A lot of mistakes can be fixed, but those depriving an appellate court of jurisdiction are not usually among them. Unless the appellate court deems the appeal to raise issues of great importance and to present a compelling case for reversal, jurisdictional errors are usually fatal.
Those exceptions are rare. But this week, a panel of the North Carolina Court of Appeals found Doe v. City of Charlotte to be just such a case.
In Doe, the plaintiff accused a law enforcement officer of charging her with misdemeanor child abuse without probable cause, motivated in part by racial or socioeconomic biases. On the merits, the Court of Appeals found issues of material fact that prevented entry of partial summary judgment, reversing the trial court’s order to the contrary.

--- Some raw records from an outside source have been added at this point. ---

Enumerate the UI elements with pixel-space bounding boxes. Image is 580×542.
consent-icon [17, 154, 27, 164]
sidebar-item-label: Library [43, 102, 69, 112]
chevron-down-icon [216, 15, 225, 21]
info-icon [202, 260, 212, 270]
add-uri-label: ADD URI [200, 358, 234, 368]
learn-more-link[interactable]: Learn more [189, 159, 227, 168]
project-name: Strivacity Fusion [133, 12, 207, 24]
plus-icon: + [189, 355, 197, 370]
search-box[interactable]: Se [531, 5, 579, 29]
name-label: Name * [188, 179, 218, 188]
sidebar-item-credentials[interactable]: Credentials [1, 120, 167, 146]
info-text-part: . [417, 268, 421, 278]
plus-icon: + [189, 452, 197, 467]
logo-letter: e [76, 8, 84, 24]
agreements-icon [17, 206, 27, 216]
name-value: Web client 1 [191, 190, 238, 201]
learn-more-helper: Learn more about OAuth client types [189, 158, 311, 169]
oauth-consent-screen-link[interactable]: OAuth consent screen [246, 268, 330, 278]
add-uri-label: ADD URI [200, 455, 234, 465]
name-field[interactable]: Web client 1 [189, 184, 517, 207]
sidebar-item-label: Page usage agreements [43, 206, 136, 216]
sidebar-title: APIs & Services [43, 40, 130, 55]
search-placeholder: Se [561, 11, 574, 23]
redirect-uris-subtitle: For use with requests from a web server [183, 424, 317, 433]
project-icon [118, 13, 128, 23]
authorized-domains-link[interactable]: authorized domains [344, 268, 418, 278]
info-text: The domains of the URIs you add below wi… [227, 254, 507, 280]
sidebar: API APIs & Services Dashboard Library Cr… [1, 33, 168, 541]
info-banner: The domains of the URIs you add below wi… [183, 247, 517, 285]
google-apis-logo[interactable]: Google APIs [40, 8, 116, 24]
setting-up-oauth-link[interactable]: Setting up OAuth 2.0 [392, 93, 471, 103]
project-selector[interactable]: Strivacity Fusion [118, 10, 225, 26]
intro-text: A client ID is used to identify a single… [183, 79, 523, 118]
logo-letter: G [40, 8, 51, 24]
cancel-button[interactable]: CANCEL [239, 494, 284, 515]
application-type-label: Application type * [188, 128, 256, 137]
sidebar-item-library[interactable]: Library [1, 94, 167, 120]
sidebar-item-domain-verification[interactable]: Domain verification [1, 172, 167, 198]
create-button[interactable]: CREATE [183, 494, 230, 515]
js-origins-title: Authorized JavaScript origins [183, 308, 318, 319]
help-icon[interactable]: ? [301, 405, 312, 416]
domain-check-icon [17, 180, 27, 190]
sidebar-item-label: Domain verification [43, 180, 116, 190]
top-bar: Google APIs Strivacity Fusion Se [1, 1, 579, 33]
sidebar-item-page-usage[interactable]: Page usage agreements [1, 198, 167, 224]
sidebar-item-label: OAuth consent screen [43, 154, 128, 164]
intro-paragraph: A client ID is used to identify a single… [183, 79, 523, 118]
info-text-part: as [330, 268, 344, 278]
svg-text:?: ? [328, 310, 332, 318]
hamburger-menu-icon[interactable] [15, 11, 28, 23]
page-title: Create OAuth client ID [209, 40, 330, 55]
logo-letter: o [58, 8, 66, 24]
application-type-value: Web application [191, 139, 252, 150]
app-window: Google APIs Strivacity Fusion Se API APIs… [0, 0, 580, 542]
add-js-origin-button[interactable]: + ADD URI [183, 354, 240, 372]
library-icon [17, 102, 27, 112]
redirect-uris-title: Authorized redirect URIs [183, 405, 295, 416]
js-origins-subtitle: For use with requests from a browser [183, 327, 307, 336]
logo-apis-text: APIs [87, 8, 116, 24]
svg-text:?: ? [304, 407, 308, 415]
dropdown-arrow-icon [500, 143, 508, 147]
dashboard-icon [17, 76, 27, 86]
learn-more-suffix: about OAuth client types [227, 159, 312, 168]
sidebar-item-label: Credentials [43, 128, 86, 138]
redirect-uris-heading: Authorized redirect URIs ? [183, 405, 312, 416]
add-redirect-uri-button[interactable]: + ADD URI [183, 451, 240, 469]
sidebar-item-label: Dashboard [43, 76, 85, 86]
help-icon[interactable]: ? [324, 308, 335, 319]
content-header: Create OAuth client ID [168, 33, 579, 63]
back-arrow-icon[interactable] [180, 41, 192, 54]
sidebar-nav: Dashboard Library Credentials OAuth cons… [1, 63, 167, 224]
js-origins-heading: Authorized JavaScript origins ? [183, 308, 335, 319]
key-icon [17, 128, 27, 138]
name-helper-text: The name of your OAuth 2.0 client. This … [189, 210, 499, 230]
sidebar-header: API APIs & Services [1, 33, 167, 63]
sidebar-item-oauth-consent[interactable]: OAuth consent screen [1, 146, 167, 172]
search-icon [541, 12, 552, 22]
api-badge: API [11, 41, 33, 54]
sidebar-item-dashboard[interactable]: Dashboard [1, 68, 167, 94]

But before reaching the merits, Judge Dietz took the time to explain—in plain English—the jurisdictional mistakes made by the plaintiff “for the benefit of the parties in this case and for future litigants.” So, future litigants, take heed!
First, the Court reminded us that Rule 59(e), which allows a “motion to alter or amend a judgment,” can only be filed after a trial. It is not an appropriate vehicle to further a request for reconsideration. That kind of relief is more appropriately sought via a “motion in the cause” under Rule 7 that asks the trial court to exercise its power under Rule 54(b) to revisit interlocutory orders.
The reason that our appellate courts end up policing Rule 59 motions and the like so frequently is that litigants often rely on their pendency to “toll” their time for appeal. But, under longstanding Court of Appeals precedent, the filing of a timely but improper post-trial motion is ineffective at tolling the deadline to appeal.
If you pause here for a moment, you might see that the law could have evolved another way. Appellate Rule 3 allows for tolling “if a timely motion is made by any party for relief under Rules 50(b), 52(b), or 59 of the Rules of Civil Procedure.” The plain language of Rule 3 does not require that the motion be meritorious or proper, just that it be “timely.” Nevertheless, and perhaps to discourage needless delays, the Court of Appeals will often look behind the face of a purported “Rule 50(b), 52(b), or 59” motion to test for procedural propriety. The Doe Court did exactly that.
Second, the Court reminded the bar that a trial court’s so-called “Rule 54(b) certification”—that there is no just reason for delaying an appeal from a partial judgment on some but not all claims—must be included in the partial judgment itself to support an appeal therefrom. But wait! What if the trial court issues a partial judgment and it doesn’t include the magic words? There’s an “easy workaround”: just ask the trial court to issue an amended partial judgment that does include the magic words.
Third, as we have discussed on this blog many times, an appellant invoking the “substantial right” pathway to an immediate appeal must explain in detail how the interlocutory order on appeal affects a substantial right of the appellant that would be lost absent immediate appeal. This explanation is especially important when the “substantial right” implicated is the risk of inconsistent verdicts, because that risk may only arise because of the peculiar facts or procedural history of a particular case.
Don’t miss a key lesson from Judge Dietz here: “outside of a few exceptions such as sovereign immunity, the appellant cannot rely on citation to precedent to show that an order affects a substantial right.” Yes, you read that correctly. Because the substantial-right doctrine must be applied on a case-by-case basis, citation to precedent is not enough. Sure, those precedents are helpful and persuasive, but appellants have to do the hard work of explaining why the same result makes sense on the facts of the current case.
Fourth, if all else fails, the appellate court can still exercise its certiorari jurisdiction. The Court of Appeals has the statutory power to do so sua sponte under N.C. Gen. Stat. § 7A-32(c) (“The Court of Appeals has jurisdiction . . . to issue the prerogative writs, including . . . certiorari, . . . in aid of its own jurisdiction.”). But litigants should not rely on such grace or sneak a request for certiorari into a footnote in some other filing, the panel explained. They should file a freestanding petition for writ of certiorari under Appellate Rule 21.
In cases where appellate jurisdiction is questionable, then, there will often be a motion to dismiss filed by an appellee and a petition for writ of certiorari filed by the appellant. The arguments overlap somewhat, but not completely. After all, the former is a debate over jurisdiction as of right, while the latter is a debate over jurisdiction as a matter of discretion.
In short, this is the kind of opinion that provides a helpful primer for infrequent appellate practitioners and a great refresher for the regulars.